Rhythm 'n QUE presents:  Another Excruciatingly Detailed Real-Life Adventure
    
The Two-Hour Turkey!

    
It's not Thanksgiving without a turkey, right?  Well, we might be willing to deviate from that, because let's face it, all the things we've done to turkey -- roasting since early-morning darkness, frying, mummifying in butter-soaked cheesecloth -- are mostly resorted to in order to disguise the fact that turkey is often a dry, stringy experience that one needs a holiday to justify.

We have, however, finally found one way to cook the turkey that made it a pure delight.  And wouldn't you know, we took pictures!

The stats: 15 pound turkey. Put it in brine** midnight Tuesday. Removed from brine midnight Wednesday, and it sat in a bag in the chiller for 12 hours-- removed noon Thursday. Here it is, in all its raw glory, with some herbed compound butter next to it ready for slathering. You haven't lived until you've picked wet bay leaves out of your bird's armpit.
    
    
VQ had prepped the Weber with the rotisserie ring, a drip pan and some coals.
    
    
He'd taken out the battery pack and rigged the temp probe so that he could monitor it from inside the house -- yes, it's raining here in the Ninth Ring of Hell! The cool weather made it feel very festive.
    
    
The compound butter was applied under the skin, and all over the outside of the bird, and a little more seasoning applied. We put a couple of silicone trusses on it, then slid in the spit and fixed the prongs.
    
    
Out to the Weber it went, and we let it go for a spin. It immediately became apparent that flexing the bird did as it turned around meant that the wing truss was going to wander, so we tried some string. VQ added some more briquettes and a little chunk of cherry, and we were off to the races.
    
    
The Weber settled right in at 350, and held steady. An hour later, we went to check progress. By this time we'd abandoned both trusses, and just let it flail. The bird was oozing butter foam from everywhere, and keeping itself basted as it turned.
    
    
VQ used his supremely accurate and definitively swift black Thermapen to determine that at an hour and 15 minutes, it was already reading 148 in the thigh and 139 in the breast!   FREAKOUT!!!  I ran into the house to slam the sides into the oven.
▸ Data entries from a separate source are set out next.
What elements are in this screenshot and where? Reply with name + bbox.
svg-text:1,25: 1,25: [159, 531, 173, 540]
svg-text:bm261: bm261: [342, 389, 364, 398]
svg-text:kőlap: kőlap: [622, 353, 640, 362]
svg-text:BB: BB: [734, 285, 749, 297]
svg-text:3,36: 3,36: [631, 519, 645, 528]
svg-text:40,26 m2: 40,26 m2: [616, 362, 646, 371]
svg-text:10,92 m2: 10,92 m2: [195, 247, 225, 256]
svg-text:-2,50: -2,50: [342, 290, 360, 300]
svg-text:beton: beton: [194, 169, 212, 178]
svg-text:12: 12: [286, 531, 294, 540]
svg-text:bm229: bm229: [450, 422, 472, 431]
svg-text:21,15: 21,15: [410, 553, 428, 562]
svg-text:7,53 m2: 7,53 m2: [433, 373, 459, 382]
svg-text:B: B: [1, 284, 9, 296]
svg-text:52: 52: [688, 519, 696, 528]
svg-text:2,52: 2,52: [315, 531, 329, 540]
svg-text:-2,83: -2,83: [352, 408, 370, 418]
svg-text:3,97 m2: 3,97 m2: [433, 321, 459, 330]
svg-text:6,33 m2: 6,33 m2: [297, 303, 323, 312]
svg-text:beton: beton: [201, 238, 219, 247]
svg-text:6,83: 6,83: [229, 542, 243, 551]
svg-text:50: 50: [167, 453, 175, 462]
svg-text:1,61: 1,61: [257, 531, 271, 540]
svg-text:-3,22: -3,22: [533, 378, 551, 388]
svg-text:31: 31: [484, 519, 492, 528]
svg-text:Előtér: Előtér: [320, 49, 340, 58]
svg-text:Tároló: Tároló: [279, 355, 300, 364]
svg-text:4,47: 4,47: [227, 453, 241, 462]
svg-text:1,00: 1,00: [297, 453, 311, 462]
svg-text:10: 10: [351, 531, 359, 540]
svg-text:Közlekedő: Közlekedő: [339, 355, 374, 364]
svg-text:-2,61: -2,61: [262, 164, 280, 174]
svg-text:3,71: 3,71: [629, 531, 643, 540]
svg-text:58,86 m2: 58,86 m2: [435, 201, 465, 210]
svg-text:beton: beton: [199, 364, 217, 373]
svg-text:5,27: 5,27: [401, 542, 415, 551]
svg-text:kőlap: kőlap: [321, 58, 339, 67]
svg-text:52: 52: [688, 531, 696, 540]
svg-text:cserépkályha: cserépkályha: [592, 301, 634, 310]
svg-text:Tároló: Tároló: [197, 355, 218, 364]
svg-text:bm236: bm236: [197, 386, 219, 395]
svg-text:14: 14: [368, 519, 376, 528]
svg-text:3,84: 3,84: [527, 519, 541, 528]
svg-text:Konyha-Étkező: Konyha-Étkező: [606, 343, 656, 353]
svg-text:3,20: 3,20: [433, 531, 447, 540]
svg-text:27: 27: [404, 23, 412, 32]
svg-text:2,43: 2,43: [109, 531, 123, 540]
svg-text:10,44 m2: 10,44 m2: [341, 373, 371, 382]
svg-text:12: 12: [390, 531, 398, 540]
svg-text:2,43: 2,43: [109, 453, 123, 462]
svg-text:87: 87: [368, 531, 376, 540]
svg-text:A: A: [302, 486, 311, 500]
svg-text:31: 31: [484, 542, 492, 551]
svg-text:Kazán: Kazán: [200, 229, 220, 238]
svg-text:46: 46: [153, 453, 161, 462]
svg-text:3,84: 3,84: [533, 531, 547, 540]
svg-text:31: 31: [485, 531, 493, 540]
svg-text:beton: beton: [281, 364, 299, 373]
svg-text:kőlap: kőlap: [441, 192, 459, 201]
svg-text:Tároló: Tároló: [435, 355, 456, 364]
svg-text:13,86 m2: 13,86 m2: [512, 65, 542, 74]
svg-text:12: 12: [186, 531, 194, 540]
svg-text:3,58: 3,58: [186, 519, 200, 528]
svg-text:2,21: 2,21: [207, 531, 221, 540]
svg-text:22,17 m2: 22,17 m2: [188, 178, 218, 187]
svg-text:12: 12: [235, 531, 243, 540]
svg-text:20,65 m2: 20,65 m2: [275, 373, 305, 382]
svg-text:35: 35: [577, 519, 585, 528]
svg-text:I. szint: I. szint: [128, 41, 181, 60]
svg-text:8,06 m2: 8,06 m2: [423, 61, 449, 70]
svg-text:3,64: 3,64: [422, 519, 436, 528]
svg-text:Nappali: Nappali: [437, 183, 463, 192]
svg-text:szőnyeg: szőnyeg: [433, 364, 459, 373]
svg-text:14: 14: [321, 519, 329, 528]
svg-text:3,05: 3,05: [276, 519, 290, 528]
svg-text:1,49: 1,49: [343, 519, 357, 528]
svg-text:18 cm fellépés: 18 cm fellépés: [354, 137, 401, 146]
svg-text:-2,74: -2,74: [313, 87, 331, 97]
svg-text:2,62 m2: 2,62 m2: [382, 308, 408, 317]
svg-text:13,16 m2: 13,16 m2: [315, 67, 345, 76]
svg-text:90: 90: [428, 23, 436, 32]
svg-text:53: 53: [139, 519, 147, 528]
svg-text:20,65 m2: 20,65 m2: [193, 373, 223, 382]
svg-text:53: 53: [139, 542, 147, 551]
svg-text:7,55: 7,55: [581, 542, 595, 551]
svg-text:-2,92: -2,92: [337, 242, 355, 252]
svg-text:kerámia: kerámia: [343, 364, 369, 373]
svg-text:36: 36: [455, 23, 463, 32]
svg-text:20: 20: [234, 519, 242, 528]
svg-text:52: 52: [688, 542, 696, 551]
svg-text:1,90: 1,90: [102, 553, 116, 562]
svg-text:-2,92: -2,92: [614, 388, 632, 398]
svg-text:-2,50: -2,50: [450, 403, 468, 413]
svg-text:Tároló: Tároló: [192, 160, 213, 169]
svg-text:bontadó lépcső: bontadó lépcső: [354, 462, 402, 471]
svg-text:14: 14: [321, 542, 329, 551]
At two hours exactly, that bird was DONE. I prayed that the rest time would be enough to finish heating the side dishes. We left the prongs in while it rested, so it wouldn't pour juice all over. It sat for a half-hour in its own private little foil tent.
    
    
VQ took the first hack out of the breast so that we could see the white meat -- and let me tell you, that meat was WET. He sliced it thick like steak, and when we cut chunks on the dinner plates it just ran with juice.
    
    
The boys, connoisseurs of roasted turkey drums from the RenFaire, assured us that the dark meat was superb. All in all, I am going to have to enter this one in the record books as a very satisfactory method! But if I count on it to be done in two hours next year.... well, I'll just have everything else ready to go. 
    

    
** ...Brine?  You don't have a favorite brine yet?  This made enough for my 15-pound turkey:

1/2 C non-iodized salt (I use Trader Joe's Celtic gray sea salt, or kosher salt)
1 pkg fresh herbs for poultry (rosemary, thyme, sage)
1 pkg fresh marjoram
5 big cloves garlic, halved
1 tsp celery seed
5-6 smallish bay leaves
4 slices fresh ginger
2 big semi-tart apples, quartered
1 large onion, quartered
1 bottle white wine
Cold water & ice
Ziplock XL bag (one of the really big blue ones)
Full size pan big enough to hold your turkey
Cable tie

Put the bottle of wine in the fridge or freezer. Put salt, herbs, ginger, apples and onions in a big saucepan or dutch oven, and add just enough water to cover. Heat it to a simmer, stirring once or twice until salt is dissolved and fresh herbs are wilted, then turn it off and and leave to cool.

When brine starter is cool, open up the big blue zipbag and stand it in the roaster pan. No, I don't know if they're definitively food safe, complaint line forms to the left. Open the bottle of wine, hope it wasn't slushy like mine was when I pulled it out of the freezer! Put the cooled brine starter in the bag, including all the vegetation, then add the cold wine and some ice and stir. Drop in your turkey, and don't panic if it isn't completely covered. Mostly close the zipper on top, and burp most of the air out of the zipbag. Pull the bag up so that the brine covers the bird, twist the bag right above the brine level, then secure the twist with the cable tie. Then finish zipping the top of the bag, because the cable tie doesn't guarantee that it won't leak.

Stash turkey in the refrigerator or garage. I put mine in the Carlisle (an insulated food carrier, much like an ice chest) with a pan of ice racked above it. You could put yours in an ice chest, with bags of ice on top of the turkey to keep everything well- chilled.  Brine the bird for 24 hours, then drain off all the brine and vegetation and let the bird rest in the reefer or Carlisle for another 12 hours, so that the extra moisture will redistribute in the meat.